Das hektische Buenos Aires, das voller Menschen und Wolkenkratzern und Beton ist, haben wir wenige Tage vorher besichtigt – und genießen jetzt umso mehr die Ruhe auf dem Land. Mit unseren Gastgebern essen wir dreimal am Tag gemeinsam – die beste Zeit, um viele neue Vokabeln und Eigenheiten von Argentinien kennenzulernen.
Das französische Paradies
Durch idyllische Landschaften und einen strahlend
blauen Himmel fühlen sich WWOOFer wie im Urlaub...
Überhaupt kennengelernt hatten wir WWOOF in Frankreich: Mein Freund wollte nach dem Studium „endlich einmal wieder mit den Händen arbeiten“. Uns erwarteten Dorf-Idylle in den französischen Alpen, ein Kletterparadies und … viel Pampa. Wir hatten ein eigenes Zimmer mit Blick über ein malerisches Tal und wurden sofort Teil der Land-WG – ein ganz besonderer Urlaub. Unter der Woche kümmerten wir uns um die Beete, pflanzten neue Setzlinge ein und begleiteten François auf den kleinen Bio-Markt im Dorf – am Wochenende hatten wir frei und genossen es vor allem, endlich einmal ganz weit weg vom Alltag zu sein. Mein Freund begleitete die WG-Crew sogar auf Klettertouren in die Alpen und wenn er heute über die Zeit in Frankreich spricht, sagt er nur „das Paradies“.
Wer ein Abenteuer wie im Kinofilm sucht, ist beim WWOOFen sicherlich nicht richtig. Vielmehr kann es ein bisschen Alltag auf einer reizüberflutenden Reise sein und einem das allabendliche Gefühl geben, etwas geschafft zu haben. Aber auch, dass unsere Hände jeden Abend, egal wie viel Seife wir benutzen, immer noch nach Pferdemist oder Bio-Dünger riechen oder dass wir auf ein Kompostklo gehen – das alles gehört dazu und macht den Aufenthalt zum kleinen Ausprobier-Abenteuer.

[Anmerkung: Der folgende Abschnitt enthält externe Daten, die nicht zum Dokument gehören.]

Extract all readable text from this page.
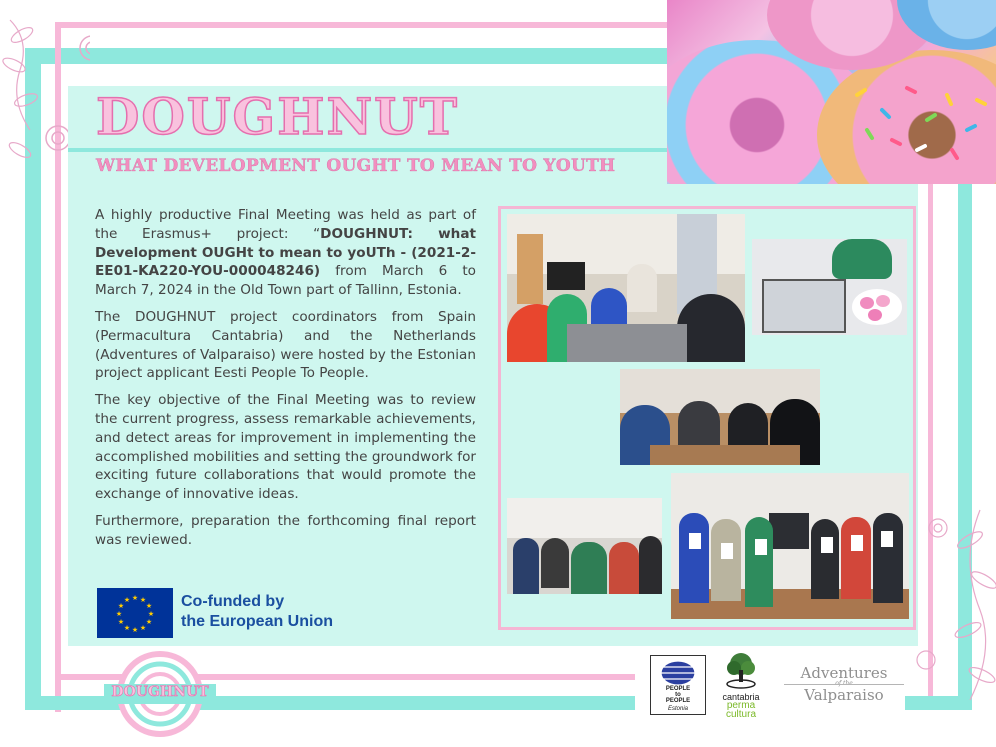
DOUGHNUT
WHAT DEVELOPMENT OUGHT TO MEAN TO YOUTH

A highly productive Final Meeting was held as part of the Erasmus+ project: “DOUGHNUT: what Development OUGHt to mean to yoUTh - (2021-2-EE01-KA220-YOU-000048246) from March 6 to March 7, 2024 in the Old Town part of Tallinn, Estonia.

The DOUGHNUT project coordinators from Spain (Permacultura Cantabria) and the Netherlands (Adventures of Valparaiso) were hosted by the Estonian project applicant Eesti People To People.

The key objective of the Final Meeting was to review the current progress, assess remarkable achievements, and detect areas for improvement in implementing the accomplished mobilities and setting the groundwork for exciting future collaborations that would promote the exchange of innovative ideas.

Furthermore, preparation the forthcoming final report was reviewed.

★ ★
★
★
★
★
★
★
★
★
★
★	Co-funded by
the European Union
DOUGHNUT	PEOPLE
to
PEOPLE
Estonia
cantabria
perma
cultura
Adventures
Valparaiso
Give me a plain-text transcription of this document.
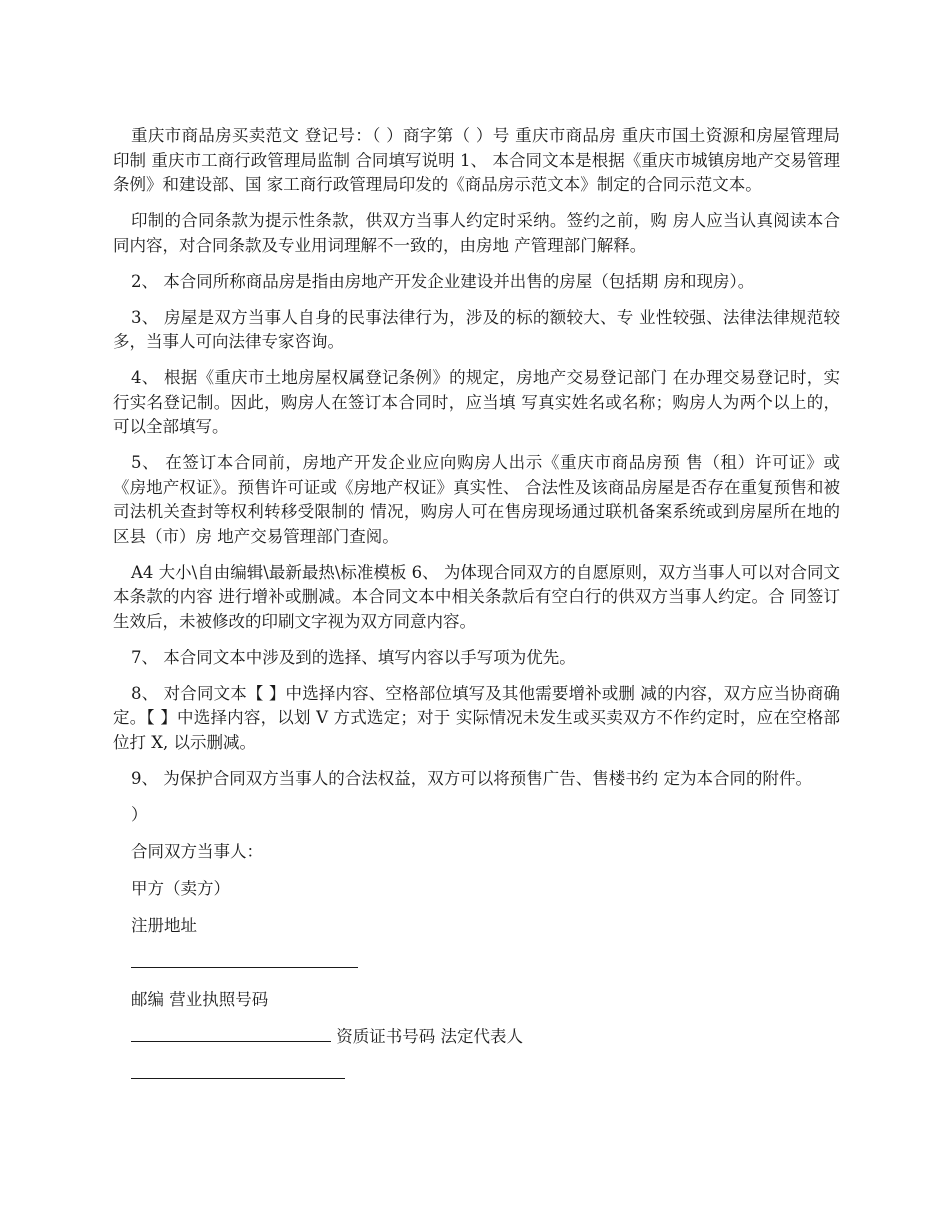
重庆市商品房买卖范文 登记号：（ ）商字第（ ）号 重庆市商品房 重庆市国土资源和房屋管理局印制 重庆市工商行政管理局监制 合同填写说明 1、 本合同文本是根据《重庆市城镇房地产交易管理条例》和建设部、国 家工商行政管理局印发的《商品房示范文本》制定的合同示范文本。

印制的合同条款为提示性条款，供双方当事人约定时采纳。签约之前，购 房人应当认真阅读本合同内容，对合同条款及专业用词理解不一致的，由房地 产管理部门解释。

2、 本合同所称商品房是指由房地产开发企业建设并出售的房屋（包括期 房和现房）。

3、 房屋是双方当事人自身的民事法律行为，涉及的标的额较大、专 业性较强、法律法律规范较多，当事人可向法律专家咨询。

4、 根据《重庆市土地房屋权属登记条例》的规定，房地产交易登记部门 在办理交易登记时，实行实名登记制。因此，购房人在签订本合同时，应当填 写真实姓名或名称；购房人为两个以上的，可以全部填写。

5、 在签订本合同前，房地产开发企业应向购房人出示《重庆市商品房预 售（租）许可证》或《房地产权证》。预售许可证或《房地产权证》真实性、 合法性及该商品房屋是否存在重复预售和被司法机关查封等权利转移受限制的 情况，购房人可在售房现场通过联机备案系统或到房屋所在地的区县（市）房 地产交易管理部门查阅。

A4 大小\自由编辑\最新最热\标准模板 6、 为体现合同双方的自愿原则，双方当事人可以对合同文本条款的内容 进行增补或删减。本合同文本中相关条款后有空白行的供双方当事人约定。合 同签订生效后，未被修改的印刷文字视为双方同意内容。

7、 本合同文本中涉及到的选择、填写内容以手写项为优先。

8、 对合同文本【 】中选择内容、空格部位填写及其他需要增补或删 减的内容，双方应当协商确定。【 】中选择内容，以划 V 方式选定；对于 实际情况未发生或买卖双方不作约定时，应在空格部位打 X, 以示删减。

9、 为保护合同双方当事人的合法权益，双方可以将预售广告、售楼书约 定为本合同的附件。

）
合同双方当事人：
甲方（卖方）
注册地址
邮编 营业执照号码
资质证书号码 法定代表人
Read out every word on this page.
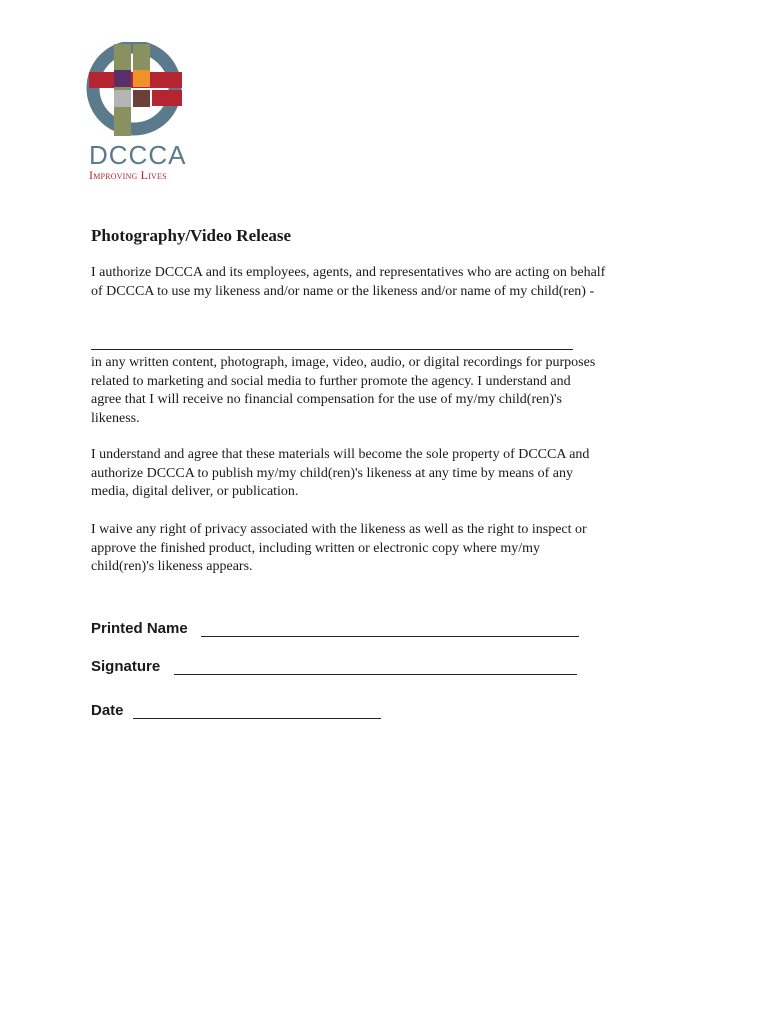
DCCCA
Improving Lives
Photography/Video Release
I authorize DCCCA and its employees, agents, and representatives who are acting on behalf
of DCCCA to use my likeness and/or name or the likeness and/or name of my child(ren) -
in any written content, photograph, image, video, audio, or digital recordings for purposes
related to marketing and social media to further promote the agency. I understand and
agree that I will receive no financial compensation for the use of my/my child(ren)'s
likeness.
I understand and agree that these materials will become the sole property of DCCCA and
authorize DCCCA to publish my/my child(ren)'s likeness at any time by means of any
media, digital deliver, or publication.
I waive any right of privacy associated with the likeness as well as the right to inspect or
approve the finished product, including written or electronic copy where my/my
child(ren)'s likeness appears.
Printed Name
Signature
Date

Mein Freund und seine WG haben mittlerweile selbst ein Gemüsebeet im Garten. Vielleicht können wir eines Tages, wenn wir mal unser eigenes Grundstück haben, auch WWOOFer aus der ganzen Welt einladen, und uns ein bisschen Reisegefühl nach Hause holen.
Selbst Bock auf WWOOFing?
Es gibt unter www.wwoof.net allgemeine Infos, sowie für jedes Land eine eigene Website mit den Beschreibungen der Projekte. Die Liste mit den Hof-Adressen eines Landes kostet ca. 20-30 Euro.
Die WWOOF-Verabredungen finden per Mail statt, dabei ist eine rechtzeitige Organisation von Vorteil. Das Mindestalter ist 18 Jahre. Der Zeitraum kann von Tagen bis Monaten variieren. Eine Arbeitserlaubnis ist für einen WWOOF-Aufenthalt nicht notwendig, es gelten die gleichen Bedingungen wie für Touristen. Wichtig: Es lohnt sich, die Projektbeschreibung genau zu lesen. Ab und zu suchen Betriebe auch einfach kostenlose Arbeitskräfte. Darum geht es beim WWOOFen nicht.